Qualsiasi persona viva, vitale, che ha un cervello e lo usa, discute. È normale e sano. In ambito ebraico questo non solo è normale, è la norma, è parte della tradizione. Una buona argomentazione migliora lo studio, rende la conoscenza più profonda, più vera. A partire dalle due grandi scuole, di Hillel e Shammai, tra cui il dibattito era costante. Ma una discussione può essere una discussione buona, per “fini elevati”, oppure può essere fine a se stessa, radicalizzata, ormai completamente avulsa dall’argomento del contendere. E bisogna chiedersi sempre se si tratta di una discussione buona. Che deve essere sincera, portatrice di valori, fatta per arrivare a migliorarsi, per capire e capirsi. È necessario mettersi sinceramente all’ascolto dell’altro, saper rispettare visioni differenti dalle proprie, e anche capire che si possono fare delle cose insieme, e anche separatamente.
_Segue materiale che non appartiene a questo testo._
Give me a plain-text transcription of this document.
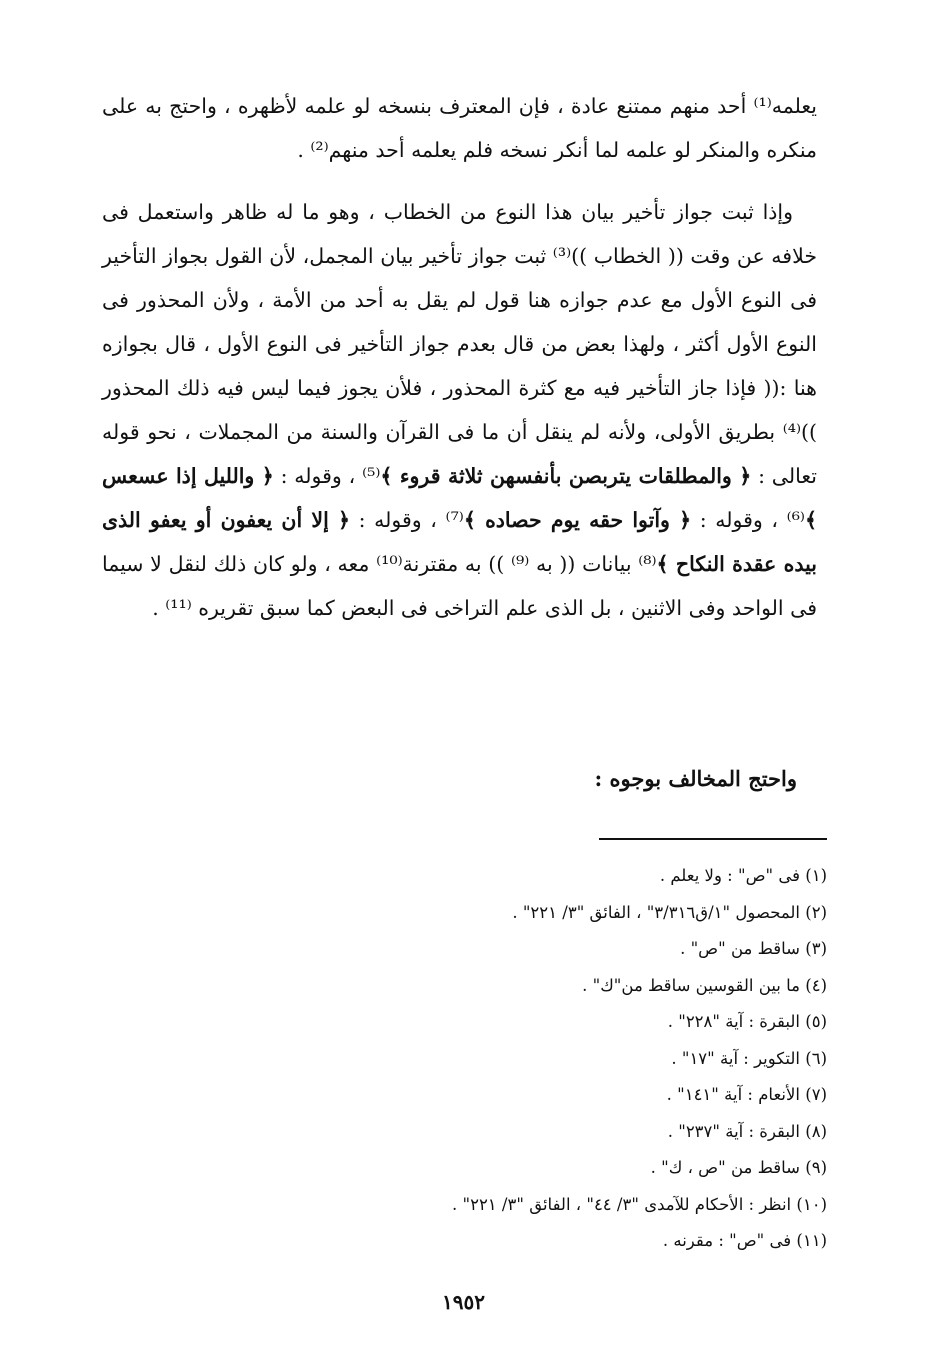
يعلمه⁽¹⁾ أحد منهم ممتنع عادة ، فإن المعترف بنسخه لو علمه لأظهره ، واحتج به على منكره والمنكر لو علمه لما أنكر نسخه فلم يعلمه أحد منهم⁽²⁾ .

وإذا ثبت جواز تأخير بيان هذا النوع من الخطاب ، وهو ما له ظاهر واستعمل فى خلافه عن وقت (( الخطاب ))⁽³⁾ ثبت جواز تأخير بيان المجمل، لأن القول بجواز التأخير فى النوع الأول مع عدم جوازه هنا قول لم يقل به أحد من الأمة ، ولأن المحذور فى النوع الأول أكثر ، ولهذا بعض من قال بعدم جواز التأخير فى النوع الأول ، قال بجوازه هنا :(( فإذا جاز التأخير فيه مع كثرة المحذور ، فلأن يجوز فيما ليس فيه ذلك المحذور ))⁽⁴⁾ بطريق الأولى، ولأنه لم ينقل أن ما فى القرآن والسنة من المجملات ، نحو قوله تعالى : ﴿ والمطلقات يتربصن بأنفسهن ثلاثة قروء ﴾⁽⁵⁾ ، وقوله : ﴿ والليل إذا عسعس ﴾⁽⁶⁾ ، وقوله : ﴿ وآتوا حقه يوم حصاده ﴾⁽⁷⁾ ، وقوله : ﴿ إلا أن يعفون أو يعفو الذى بيده عقدة النكاح ﴾⁽⁸⁾ بيانات (( به ⁽⁹⁾ )) به مقترنة⁽¹⁰⁾ معه ، ولو كان ذلك لنقل لا سيما فى الواحد وفى الاثنين ، بل الذى علم التراخى فى البعض كما سبق تقريره ⁽¹¹⁾ .

واحتج المخالف بوجوه :
(١) فى "ص" : ولا يعلم .
(٢) المحصول "١/ق٣/٣١٦" ، الفائق "٣/ ٢٢١" .
(٣) ساقط من "ص" .
(٤) ما بين القوسين ساقط من"ك" .
(٥) البقرة : آية "٢٢٨" .
(٦) التكوير : آية "١٧" .
(٧) الأنعام : آية "١٤١" .
(٨) البقرة : آية "٢٣٧" .
(٩) ساقط من "ص ، ك" .
(١٠) انظر : الأحكام للآمدى "٣/ ٤٤" ، الفائق "٣/ ٢٢١" .
(١١) فى "ص" : مقرنه .
١٩٥٢
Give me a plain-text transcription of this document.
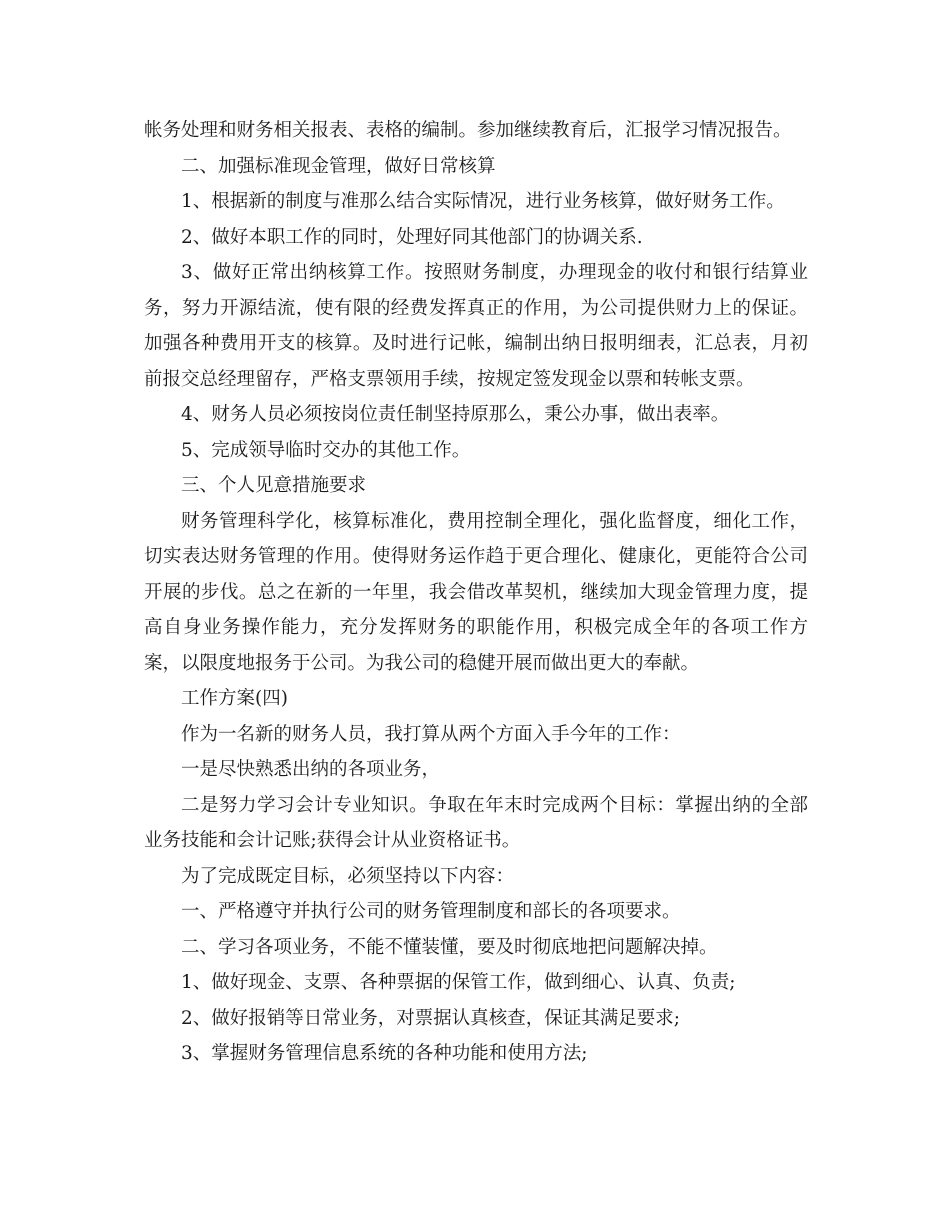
帐务处理和财务相关报表、表格的编制。参加继续教育后，汇报学习情况报告。

二、加强标准现金管理，做好日常核算

1、根据新的制度与准那么结合实际情况，进行业务核算，做好财务工作。

2、做好本职工作的同时，处理好同其他部门的协调关系.

3、做好正常出纳核算工作。按照财务制度，办理现金的收付和银行结算业务，努力开源结流，使有限的经费发挥真正的作用，为公司提供财力上的保证。加强各种费用开支的核算。及时进行记帐，编制出纳日报明细表，汇总表，月初前报交总经理留存，严格支票领用手续，按规定签发现金以票和转帐支票。

4、财务人员必须按岗位责任制坚持原那么，秉公办事，做出表率。

5、完成领导临时交办的其他工作。

三、个人见意措施要求

财务管理科学化，核算标准化，费用控制全理化，强化监督度，细化工作，切实表达财务管理的作用。使得财务运作趋于更合理化、健康化，更能符合公司开展的步伐。总之在新的一年里，我会借改革契机，继续加大现金管理力度，提高自身业务操作能力，充分发挥财务的职能作用，积极完成全年的各项工作方案，以限度地报务于公司。为我公司的稳健开展而做出更大的奉献。

工作方案(四)

作为一名新的财务人员，我打算从两个方面入手今年的工作：

一是尽快熟悉出纳的各项业务，

二是努力学习会计专业知识。争取在年末时完成两个目标：掌握出纳的全部业务技能和会计记账;获得会计从业资格证书。

为了完成既定目标，必须坚持以下内容：

一、严格遵守并执行公司的财务管理制度和部长的各项要求。

二、学习各项业务，不能不懂装懂，要及时彻底地把问题解决掉。

1、做好现金、支票、各种票据的保管工作，做到细心、认真、负责;

2、做好报销等日常业务，对票据认真核查，保证其满足要求;

3、掌握财务管理信息系统的各种功能和使用方法;
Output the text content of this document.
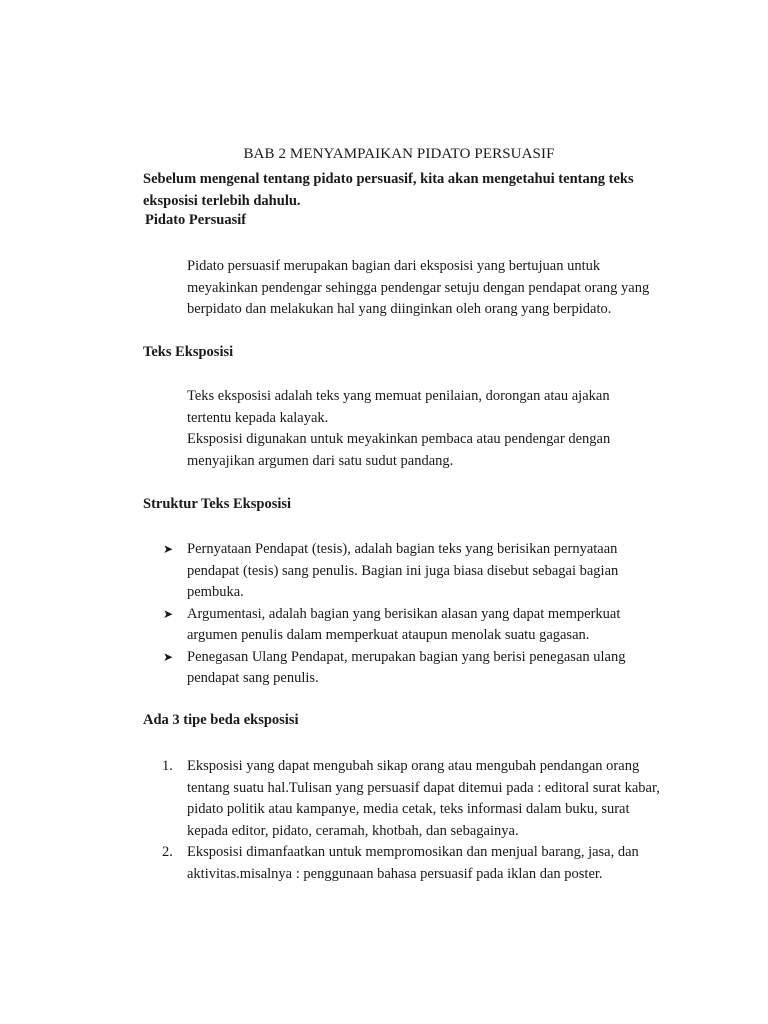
BAB 2 MENYAMPAIKAN PIDATO PERSUASIF
Sebelum mengenal tentang pidato persuasif, kita akan mengetahui tentang teks eksposisi terlebih dahulu.
Pidato Persuasif
Pidato persuasif merupakan bagian dari eksposisi yang bertujuan untuk meyakinkan pendengar sehingga pendengar setuju dengan pendapat orang yang berpidato dan melakukan hal yang diinginkan oleh orang yang berpidato.
Teks Eksposisi
Teks eksposisi adalah teks yang memuat penilaian, dorongan atau ajakan tertentu kepada kalayak.
Eksposisi digunakan untuk meyakinkan pembaca atau pendengar dengan menyajikan argumen dari satu sudut pandang.
Struktur Teks Eksposisi
➤ Pernyataan Pendapat (tesis), adalah bagian teks yang berisikan pernyataan pendapat (tesis) sang penulis. Bagian ini juga biasa disebut sebagai bagian pembuka.
➤ Argumentasi, adalah bagian yang berisikan alasan yang dapat memperkuat argumen penulis dalam memperkuat ataupun menolak suatu gagasan.
➤ Penegasan Ulang Pendapat, merupakan bagian yang berisi penegasan ulang pendapat sang penulis.
Ada 3 tipe beda eksposisi
1. Eksposisi yang dapat mengubah sikap orang atau mengubah pendangan orang tentang suatu hal.Tulisan yang persuasif dapat ditemui pada : editoral surat kabar, pidato politik atau kampanye, media cetak, teks informasi dalam buku, surat kepada editor, pidato, ceramah, khotbah, dan sebagainya.
2. Eksposisi dimanfaatkan untuk mempromosikan dan menjual barang, jasa, dan aktivitas.misalnya : penggunaan bahasa persuasif pada iklan dan poster.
Non è necessario essere sempre d’accordo su tutto, ma è necessario procedere insieme, nel rispetto delle reciproche differenze, cosa necessaria in una situazione come quella italiana, in cui il problema prettamente numerico impedisce di lasciare una comunità per andare a cercarsi un altro rabbino, magari solo duecento metri più in là, nella sinagoga del quartiere vicino.
E, soprattutto, bisogna ripartire dal principio base del Limmud: chi si lamenta di qualcosa è immediatamente invitato a farsene carico, a intervenire per migliorare le cose. Perché “If you are not part of the solution, you are part of the problem!”: se non si è parte della soluzione, allora si è parte del problema.